Vasomotor dysfunction in human subcutaneous arteries exposed ex vivo to food-grade titanium dioxide
Research output: Contribution to journal › Journal article › peer-review
Animal studies have shown that titanium dioxide (TiO2) exposure affects arterial vasomotor function, whereas little is known about the effects in arteries from humans. This study investigated vasomotor responses after direct exposure of human subcutaneous arteries to food-grade TiO2 (E171) (14 or 140 μg/ml) for 30 min and 18 h. Vasomotor responses to bradykinin, 5-hydroxytryptamine (5-HT), sarafotoxin 6c (S6c) and nitroglycerin were recorded in wire-myographs. Vasoconstrictor responses to 5-HT were increased in arteries exposed to E171 for 18 h (P < 0.05). Furthermore, an increase in S6c responses was seen in low concentration E171 exposed arteries (30 min exposure; P < 0.05). The vasorelaxation response to nitroglycerin was increased in low concentration E171 exposed arteries (30 min exposure; P < 0.05).
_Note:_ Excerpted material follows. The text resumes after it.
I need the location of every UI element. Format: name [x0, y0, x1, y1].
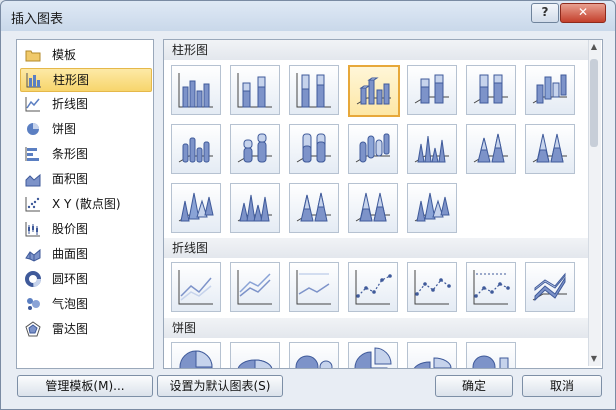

Vasorelaxation responses to bradykinin were unaffected after treatment with E171. There was no difference in gene expression levels of intercellular cell adhesion molecule 1, vascular cell adhesion molecule 1, 5-hydroxytryptamine receptor 1B, 5-hydroxytryptamine receptor 2A, endothelin receptor A and endothelin receptor B in E171 exposed arteries after exposure to TiO2 for 30 min or 18 h. In conclusion, this study shows that the same type of vasomotor dysfunction is found in artery segments of rats and humans following ex vivo exposure to E171.